“They got here about an hour ago,” Corky’s mother said to us. “They drove all night to be here—” She started to say something else, but began crying instead. A big woman—one of Corky’s aunts—went to her and put her arm around her shoulder. Everybody else ate in silence. That got me, I remember—the idea of twenty or thirty people driving in a caravan of cars through the night on empty highways from these farms I’d never seen. I was certain they hadn’t spoken, either. Just stayed awake looking at the road and waiting for the sun to come up.
When Corky’s mother had gotten control of herself she asked some of the people about how other relatives and friends were—and then things settled down with everybody talking about who’d married and who’d had children and who’d been hit by disaster or by good fortune. They weren’t quiet after that. Even Corky’s father talked a lot—asking questions about the farm—and it really impressed me, how much all the men knew about animals and farming and machines. I suppose it was because they came from a world I didn’t know anything about, but there was something about them—not just the way they clipped their sentences short or the old-fashioned way they dressed, with double-breasted suits and wide ties, but something else that made me envy them, that made me think that they were wiser than men like my uncles, who were all in businesses.
In the middle of all the talk a girl came out of Corky’s room and I knew right away it was Sarah Jean. She was dressed in a plain wine-colored shirtwaist dress—and her blond hair was cut short, in bangs straight across her forehead. She was much prettier than her picture—it was almost as if she were the only person in the room who had any light coming from her face—yet she hardly seemed to be there. When she walked around the table and came to us, nobody even turned to look at her.
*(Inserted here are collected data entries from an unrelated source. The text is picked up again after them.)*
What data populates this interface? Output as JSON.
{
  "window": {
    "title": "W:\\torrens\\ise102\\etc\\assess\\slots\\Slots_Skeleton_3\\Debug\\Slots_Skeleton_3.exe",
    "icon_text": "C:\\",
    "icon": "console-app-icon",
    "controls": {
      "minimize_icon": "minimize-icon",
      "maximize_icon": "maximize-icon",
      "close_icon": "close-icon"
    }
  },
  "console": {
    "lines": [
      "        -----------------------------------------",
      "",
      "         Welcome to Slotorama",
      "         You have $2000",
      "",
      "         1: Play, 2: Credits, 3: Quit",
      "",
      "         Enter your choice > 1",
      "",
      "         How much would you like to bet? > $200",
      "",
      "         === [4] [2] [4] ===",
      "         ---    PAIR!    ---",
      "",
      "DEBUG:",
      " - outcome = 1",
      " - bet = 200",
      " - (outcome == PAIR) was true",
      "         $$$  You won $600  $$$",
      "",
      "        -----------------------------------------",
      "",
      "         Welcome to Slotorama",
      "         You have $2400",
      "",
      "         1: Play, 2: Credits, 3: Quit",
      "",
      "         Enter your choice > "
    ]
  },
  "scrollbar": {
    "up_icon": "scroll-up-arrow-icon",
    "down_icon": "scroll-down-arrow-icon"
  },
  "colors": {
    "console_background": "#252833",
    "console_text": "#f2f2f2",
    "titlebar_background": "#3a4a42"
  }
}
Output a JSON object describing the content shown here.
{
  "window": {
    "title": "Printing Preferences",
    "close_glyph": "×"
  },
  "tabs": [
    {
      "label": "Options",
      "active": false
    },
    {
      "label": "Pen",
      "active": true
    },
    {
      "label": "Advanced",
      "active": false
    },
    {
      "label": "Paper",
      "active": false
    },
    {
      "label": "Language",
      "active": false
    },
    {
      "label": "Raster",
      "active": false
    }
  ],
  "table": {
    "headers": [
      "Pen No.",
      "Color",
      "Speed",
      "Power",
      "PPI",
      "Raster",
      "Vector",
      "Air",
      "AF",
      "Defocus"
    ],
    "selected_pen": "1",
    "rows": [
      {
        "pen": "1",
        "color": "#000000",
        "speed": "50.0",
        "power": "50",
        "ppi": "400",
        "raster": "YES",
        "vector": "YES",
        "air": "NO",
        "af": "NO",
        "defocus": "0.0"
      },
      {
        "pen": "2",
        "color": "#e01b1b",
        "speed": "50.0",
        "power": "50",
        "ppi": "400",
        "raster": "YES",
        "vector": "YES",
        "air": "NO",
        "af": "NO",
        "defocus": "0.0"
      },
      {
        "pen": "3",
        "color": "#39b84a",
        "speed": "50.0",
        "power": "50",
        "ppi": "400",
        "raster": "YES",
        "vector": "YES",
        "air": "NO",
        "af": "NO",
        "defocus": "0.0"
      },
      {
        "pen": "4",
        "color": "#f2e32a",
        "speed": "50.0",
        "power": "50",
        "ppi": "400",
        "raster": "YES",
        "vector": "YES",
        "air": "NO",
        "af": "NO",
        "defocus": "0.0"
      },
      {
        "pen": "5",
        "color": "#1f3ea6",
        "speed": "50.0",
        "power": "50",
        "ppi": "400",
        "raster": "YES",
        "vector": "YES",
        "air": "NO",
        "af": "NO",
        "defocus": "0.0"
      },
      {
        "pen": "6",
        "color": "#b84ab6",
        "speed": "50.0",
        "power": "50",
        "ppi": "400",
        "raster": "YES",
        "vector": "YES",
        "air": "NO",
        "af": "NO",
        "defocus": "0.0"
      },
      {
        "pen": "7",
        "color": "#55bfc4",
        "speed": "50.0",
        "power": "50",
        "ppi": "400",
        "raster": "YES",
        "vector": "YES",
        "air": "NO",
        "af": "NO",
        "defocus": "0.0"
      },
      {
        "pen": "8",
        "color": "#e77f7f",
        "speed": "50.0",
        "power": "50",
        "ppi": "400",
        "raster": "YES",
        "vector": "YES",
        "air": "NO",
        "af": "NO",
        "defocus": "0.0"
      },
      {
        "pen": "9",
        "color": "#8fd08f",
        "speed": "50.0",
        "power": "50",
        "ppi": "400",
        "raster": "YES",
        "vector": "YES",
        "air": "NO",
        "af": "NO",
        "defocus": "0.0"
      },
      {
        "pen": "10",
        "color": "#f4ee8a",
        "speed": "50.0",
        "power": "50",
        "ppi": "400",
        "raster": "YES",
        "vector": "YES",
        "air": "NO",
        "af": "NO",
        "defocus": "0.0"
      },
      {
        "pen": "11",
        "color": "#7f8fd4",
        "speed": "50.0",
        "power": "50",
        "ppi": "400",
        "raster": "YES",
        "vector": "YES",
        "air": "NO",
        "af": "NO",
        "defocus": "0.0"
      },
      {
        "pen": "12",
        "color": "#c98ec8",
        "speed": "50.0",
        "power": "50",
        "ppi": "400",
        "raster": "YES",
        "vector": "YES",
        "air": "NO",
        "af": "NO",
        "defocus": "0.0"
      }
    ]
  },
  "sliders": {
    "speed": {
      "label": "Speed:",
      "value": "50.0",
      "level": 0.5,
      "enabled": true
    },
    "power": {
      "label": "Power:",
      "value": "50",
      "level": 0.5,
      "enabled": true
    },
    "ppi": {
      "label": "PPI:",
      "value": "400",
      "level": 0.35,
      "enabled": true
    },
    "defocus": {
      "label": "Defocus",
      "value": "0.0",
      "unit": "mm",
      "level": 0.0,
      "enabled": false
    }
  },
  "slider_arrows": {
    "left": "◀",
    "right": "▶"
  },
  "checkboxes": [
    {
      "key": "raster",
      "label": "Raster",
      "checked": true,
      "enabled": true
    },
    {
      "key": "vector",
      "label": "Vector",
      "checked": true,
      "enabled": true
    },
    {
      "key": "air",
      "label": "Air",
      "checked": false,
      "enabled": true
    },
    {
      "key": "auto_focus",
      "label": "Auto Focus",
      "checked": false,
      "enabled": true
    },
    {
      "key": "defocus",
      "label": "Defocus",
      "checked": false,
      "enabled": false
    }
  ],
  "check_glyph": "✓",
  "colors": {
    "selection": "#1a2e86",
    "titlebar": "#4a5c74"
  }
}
She did it so silently it was as if she had air cushions under her feet. She just seemed to glide across the room, her whole body moving together, not emphasizing any one part, and I couldn’t take my eyes off her or stop my heart from pounding. She drifted in between me and Corky and reached up on her toes slightly and kissed him on the cheek. “I’m sorry, Corky,” she said. “I liked Mel real well.”
She stayed next to us while the conversation went on around the room, and the whole time she held Corky’s hand. I kept glancing at her and I couldn’t figure out how old she was. Even though her hair was cut short and she didn’t have any make-up on, there was something in the way her body relaxed, in the way she was able to stand there without fidgeting, that made her seem much older than the girls her age I went to school with. Her arm touched mine above the elbow—her skin was cool and soft—but she didn’t seem to be aware of it, and I didn’t move away. I kept glancing at her and getting more and more nervous.
Finally, Corky remembered that I was there. “This is Howie,” he said. “I stayed over his house last night.”
Sarah Jean nodded to me. “You meet my mother yet?” she asked.
“Your who—?” I replied—or something like that. I was so flustered by the way she looked straight at me that I didn’t know what to say. Corky’s face seemed to relax when he saw what was happening to me.
“That’s her over there,” Sarah Jean said, motioning to a tall woman who was collecting dishes from the table.
“Hey,” Corky said, leaning his head in front of us and pushing his hair out of his eyes. “Did Howie tell you about how he’s been telling everybody you’re his girlfriend—?”
“Come on,” I objected. “You’re the one—”
Then Corky laughed and explained to Sarah Jean about showing her picture. She smiled, and looked at me without blinking. Her eyes were a kind of olive-green color and I couldn’t get over how pretty they were, at how they seemed to go with the rest of her face. Her hair was almost white in spots from having been bleached by the sun, yet her skin, even though it was smooth and brown, had a kind of deep red flush to it, mostly in her cheeks and around her eyes. “You’re real nice-looking,” she said to me, her eyes fixed on mine. She said it as if it were a fact. Corky laughed and kidded me about blushing. “I got thin skin,” I said.
“My Ma’s looking at us,” Sarah Jean said. I looked at Sarah Jean’s mother standing across the room, and the look she gave me made me gulp. “Hold my hand, Howie,” Sarah Jean said, and she slipped her hand into mine. “I know what she’s thinking,” she whispered to us, and I looked at her mother. She gave me such a stern look, I recall—as if holy fire were going to erupt from her eyes—that I started to take my hand from Sarah Jean’s. With the gentlest pressure on my palm from her fingertips she made me keep it there. “I know what she’s thinking,” Sarah Jean said again, and her cheeks glowed more than ever. “I don’t care, though. You just hold on to my hand, Howie, and don’t be scared. She can’t do nothing to us.”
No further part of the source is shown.